[divider]21 Marzo 2013 [/divider] Mazlum Doğan nacque a Teman, un villaggio vicino a Mazgirt in provincia di Dersim, nel 1955. Andò a scuola a Karakocan. Nel 1974 superò gli esami di ammissione all’università e fu ammesso ad Hacettepe, in una scuola appartenente alla Ivy League, ad Ankara, in Turchia.
Ad Hacettepe, Mazlum Doğan incontrò altri kurdi che lo introdusse alla politica.
Quella che era iniziata come un’introduzione casuale divenne ben presto una vocazione.
La lettura diventò la passione della sua vita.
Coloro che lo conoscevano bene raccontavano che riusciva a leggere fino a 500 pagine al giorno.
Lo studio gli aprì gli occhi sul crudele mondo di oppressione che regnava intorno.
Promise di combattere l’ingiustizia, se necessario con la sua vita.
Nell’autunno del 1979, si trovava a Viransehir, Riha, per organizzare la lotta dei kurdi per i diritti politici.
Il 30 settembre 1979, fu arrestato e inprigionato nel famigerato carcere militare di Diyarbakir insieme a migliaia di altri kurdi.
Per tre anni, subì abusi, torture e umiliazioni.
Poichè kurdo venne picchiato per costringerlo a cantare l’inno nazionale turco.
Lasciò che il suo corpo subisse le percosse, ma non che le sue labbra cantassero l’inno.
Seguirono altre e più crudeli umiliazioni.
La tortura continuò contro i prigionieri kurdi 24 ore al giorno e le urla non smisero mai.
Ma fuori delle carceri ci fu silenzio.
Il silenzio del mondo e l’indifferenza alla sofferenza dei kurdi.

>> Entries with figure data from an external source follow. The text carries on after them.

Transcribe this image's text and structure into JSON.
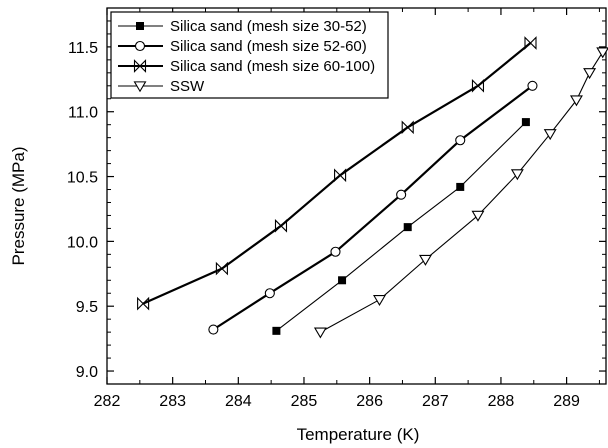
{
  "chart_data": {
    "type": "line",
    "xlabel": "Temperature (K)",
    "ylabel": "Pressure (MPa)",
    "xlim": [
      282,
      289.6
    ],
    "ylim": [
      8.9,
      11.8
    ],
    "xticks": [
      "282",
      "283",
      "284",
      "285",
      "286",
      "287",
      "288",
      "289"
    ],
    "yticks": [
      "9.0",
      "9.5",
      "10.0",
      "10.5",
      "11.0",
      "11.5"
    ],
    "grid": false,
    "legend_position": "top-left",
    "series": [
      {
        "name": "Silica sand (mesh size 30-52)",
        "marker": "filled-square",
        "line_width": "thin",
        "x": [
          284.58,
          285.58,
          286.58,
          287.38,
          288.38
        ],
        "y": [
          9.31,
          9.7,
          10.11,
          10.42,
          10.92
        ]
      },
      {
        "name": "Silica sand (mesh size 52-60)",
        "marker": "open-circle",
        "line_width": "thick",
        "x": [
          283.62,
          284.48,
          285.48,
          286.48,
          287.38,
          288.48
        ],
        "y": [
          9.32,
          9.6,
          9.92,
          10.36,
          10.78,
          11.2
        ]
      },
      {
        "name": "Silica sand (mesh size 60-100)",
        "marker": "bowtie-x",
        "line_width": "thick",
        "x": [
          282.55,
          283.75,
          284.65,
          285.55,
          286.58,
          287.65,
          288.45
        ],
        "y": [
          9.52,
          9.79,
          10.12,
          10.51,
          10.88,
          11.2,
          11.53
        ]
      },
      {
        "name": "SSW",
        "marker": "open-triangle-down",
        "line_width": "thin",
        "x": [
          285.25,
          286.15,
          286.85,
          287.65,
          288.25,
          288.75,
          289.15,
          289.35,
          289.55
        ],
        "y": [
          9.3,
          9.55,
          9.86,
          10.2,
          10.52,
          10.83,
          11.09,
          11.3,
          11.46
        ]
      }
    ]
  }
}
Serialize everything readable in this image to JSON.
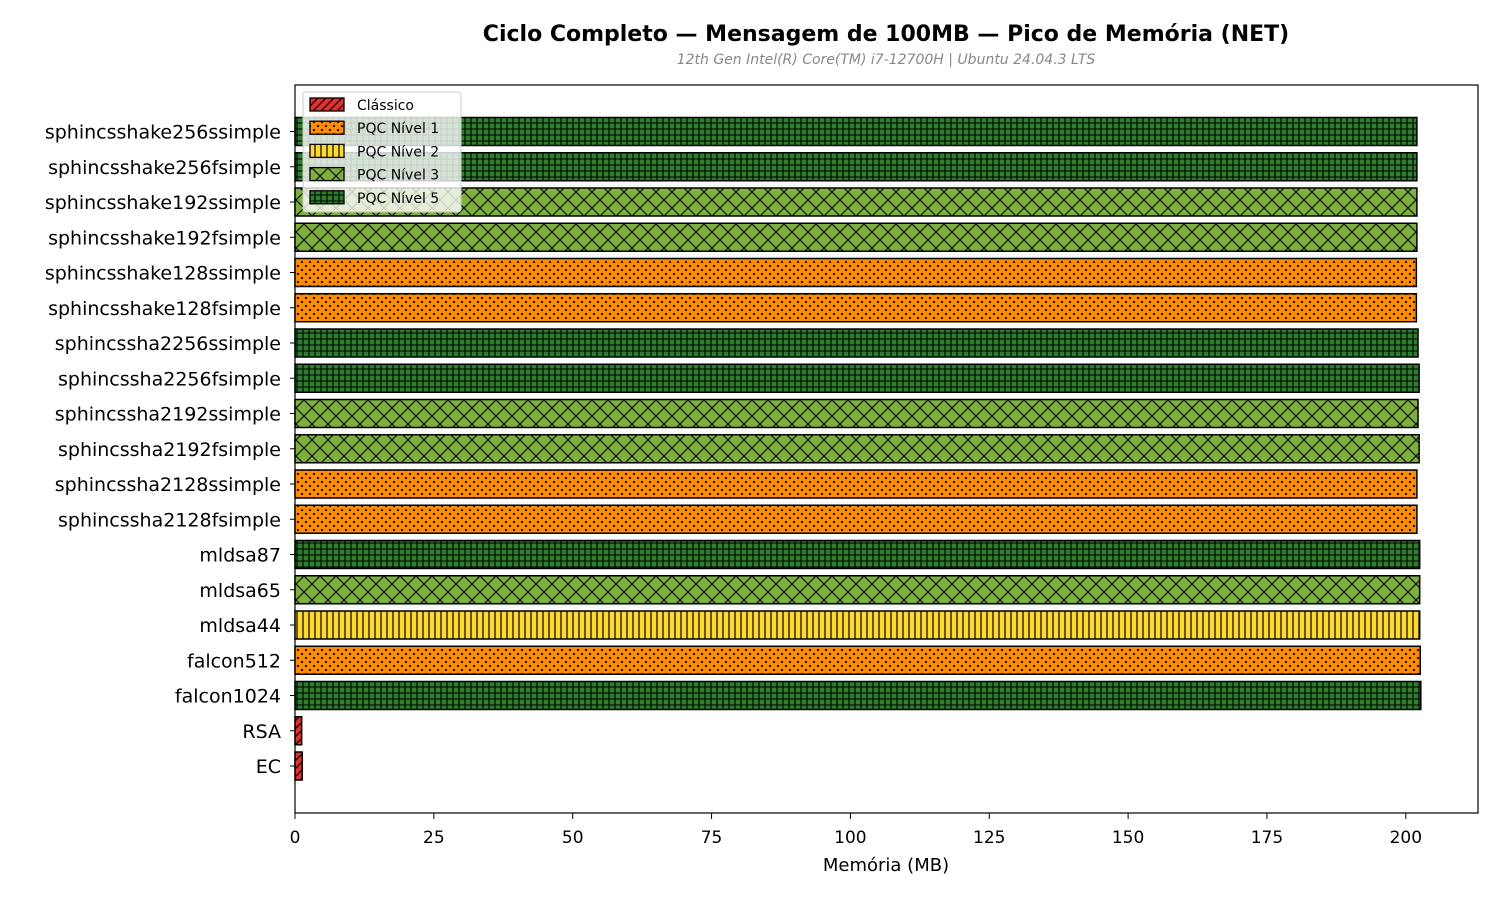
{
  "chart_data": {
    "type": "bar",
    "orientation": "horizontal",
    "title": "Ciclo Completo — Mensagem de 100MB — Pico de Memória (NET)",
    "subtitle": "12th Gen Intel(R) Core(TM) i7-12700H | Ubuntu 24.04.3 LTS",
    "xlabel": "Memória (MB)",
    "ylabel": "",
    "xlim": [
      0,
      213
    ],
    "xticks": [
      0,
      25,
      50,
      75,
      100,
      125,
      150,
      175,
      200
    ],
    "grid": false,
    "legend_position": "top-left",
    "legend": [
      {
        "name": "Clássico",
        "color": "#e03030",
        "pattern": "diagonal"
      },
      {
        "name": "PQC Nível 1",
        "color": "#ff8c00",
        "pattern": "dots"
      },
      {
        "name": "PQC Nível 2",
        "color": "#ffd930",
        "pattern": "vertical"
      },
      {
        "name": "PQC Nível 3",
        "color": "#7caf3c",
        "pattern": "crosshatch"
      },
      {
        "name": "PQC Nível 5",
        "color": "#2e7d2e",
        "pattern": "grid"
      }
    ],
    "bars": [
      {
        "category": "sphincsshake256ssimple",
        "value": 202.0,
        "level": 4
      },
      {
        "category": "sphincsshake256fsimple",
        "value": 202.0,
        "level": 4
      },
      {
        "category": "sphincsshake192ssimple",
        "value": 202.0,
        "level": 3
      },
      {
        "category": "sphincsshake192fsimple",
        "value": 202.0,
        "level": 3
      },
      {
        "category": "sphincsshake128ssimple",
        "value": 201.9,
        "level": 1
      },
      {
        "category": "sphincsshake128fsimple",
        "value": 201.9,
        "level": 1
      },
      {
        "category": "sphincssha2256ssimple",
        "value": 202.2,
        "level": 4
      },
      {
        "category": "sphincssha2256fsimple",
        "value": 202.4,
        "level": 4
      },
      {
        "category": "sphincssha2192ssimple",
        "value": 202.2,
        "level": 3
      },
      {
        "category": "sphincssha2192fsimple",
        "value": 202.4,
        "level": 3
      },
      {
        "category": "sphincssha2128ssimple",
        "value": 202.0,
        "level": 1
      },
      {
        "category": "sphincssha2128fsimple",
        "value": 202.0,
        "level": 1
      },
      {
        "category": "mldsa87",
        "value": 202.5,
        "level": 4
      },
      {
        "category": "mldsa65",
        "value": 202.5,
        "level": 3
      },
      {
        "category": "mldsa44",
        "value": 202.5,
        "level": 2
      },
      {
        "category": "falcon512",
        "value": 202.6,
        "level": 1
      },
      {
        "category": "falcon1024",
        "value": 202.7,
        "level": 4
      },
      {
        "category": "RSA",
        "value": 1.2,
        "level": 0
      },
      {
        "category": "EC",
        "value": 1.3,
        "level": 0
      }
    ]
  }
}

Sì, è stato un silenzio assordante.
Il mondo era indifferente alla sofferenza dei kurdi.
Uno per uno, nel carcere militare di Diyarbakir, i kurdi sono stati picchiati per costringerli alla sottomissione.
Ci sono stati momenti in cui la tortura non si fermava mai. Nessuno poteva pensare a una via d’uscita. Solo Mazlum Doğan lo fece.
Il giorno del Newroz, il 21 marzo del 1982, compì il gesto estremo.
Ci diede addio impiccandosi, nella speranza che la sua azione avrebbe acceso la resistenza del popolo kurdo.
Lo ha fatto!
E così facendo, diventò una luce, una stella se si vuole, e brillò nell’oscurità che aveva avvolto il mondo kurdo.
Una nazione in lutto avvolta nel suo dolore lo onorò da allora come il nuovo Kawa del Medio Oriente.